Un changement serait que la commission elle-même décide
d'aller vers un système inquisitoire mais, encore une fois, avec la
possibilité d'utiliser le subpoena. Je ne vois pas pourquoi on ne
l'utiliserait pas s'il est là. On va nous dire: il faudrait faire
témoigner le "mis en cause" et il ne veut pas venir. Bien oui, mais
utilisez le subpoena. Enfin, on enclenche rapide-
ment... Je ne vois pas pourquoi on ne se servirait pas du pouvoir qui
est là.
À ce moment-là, il faudrait assurément faire
quelques petites modifications à la charte si on disait qu'on ne
crée pas un tribunal, mais qu'on utilise strictement les pouvoirs qui
sont là. (16 h 45)
Le Président (M. Filion): La parole a été
donnée, je crois, au député de Louis-Hébert. Le
député de Chapleau était sur le même sujet. C'est
ça, c'était sur le même sujet. Cela va, M. le
député de Louis-Hébert? On peut peut-être passer...
Il a quitté, de toute façon. Bon!
Une voix: il a dit qu'il quitterait très vite.

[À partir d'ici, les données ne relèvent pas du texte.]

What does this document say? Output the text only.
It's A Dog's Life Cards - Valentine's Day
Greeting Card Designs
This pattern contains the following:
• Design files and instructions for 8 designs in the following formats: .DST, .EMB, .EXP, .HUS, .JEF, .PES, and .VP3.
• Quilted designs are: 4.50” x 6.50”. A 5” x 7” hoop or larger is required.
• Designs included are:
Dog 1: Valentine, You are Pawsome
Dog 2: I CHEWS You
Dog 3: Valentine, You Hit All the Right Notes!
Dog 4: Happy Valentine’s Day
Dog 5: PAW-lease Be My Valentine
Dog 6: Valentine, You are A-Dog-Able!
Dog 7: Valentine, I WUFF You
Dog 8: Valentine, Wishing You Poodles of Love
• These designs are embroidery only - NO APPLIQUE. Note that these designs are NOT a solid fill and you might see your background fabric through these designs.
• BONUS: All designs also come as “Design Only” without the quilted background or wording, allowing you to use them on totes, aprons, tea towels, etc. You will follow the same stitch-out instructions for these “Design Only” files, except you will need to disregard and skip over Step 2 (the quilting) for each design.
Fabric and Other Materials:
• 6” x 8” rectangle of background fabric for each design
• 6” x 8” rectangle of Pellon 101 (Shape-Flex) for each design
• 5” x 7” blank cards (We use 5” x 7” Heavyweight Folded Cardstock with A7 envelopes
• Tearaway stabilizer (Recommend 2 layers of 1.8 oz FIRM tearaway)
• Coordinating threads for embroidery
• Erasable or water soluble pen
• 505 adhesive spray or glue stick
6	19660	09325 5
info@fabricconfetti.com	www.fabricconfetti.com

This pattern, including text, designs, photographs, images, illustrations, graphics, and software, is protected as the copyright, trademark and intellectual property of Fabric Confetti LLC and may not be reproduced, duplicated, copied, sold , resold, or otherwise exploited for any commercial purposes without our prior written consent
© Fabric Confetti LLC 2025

Le Président (M. Filion): D'accord. Je vais laisser la
parole au député de Shefford.
M. Paré: Si vous ne suiviez pas l'ordre, M. le
Président, j'étais pour me plaindre à la Commission des
droits de la personne.
M. Boulerice: Comme représentant d'une minorité
invisible, je vais me plaindre du traitement qu'on me réserve de me
faire passer après le député de Shefford.
M. Paré: Cela dit, sérieusement, c'est vrai que
parfois on pense qu'il y a des ententes qui ne semblent pas acceptables ou on
en dénonce: l'aveugle, par exemple, qui a une bouteille de Champagne ou
un lunch pour régler son problème. Je dois dire: Je comprends
cela et j'accepte' cela. Je dois dire que le plus grand gain de l'aveugle au
moment où il obtient cela, c'est d'être accepté dans le
restaurant et faire accepter le principe par ce restaurateur et les autres
restaurateurs. Il n'a pas besoin d'autre chose. Il y a le principe qui est
accepté. Si on réussissait à régler tous les cas de
cette façon, j'accepterais cela.
Maintenant, juste quelques questions pour permettre à mes
collègues d'en poser, ils semblent nombreux à vouloir le faire.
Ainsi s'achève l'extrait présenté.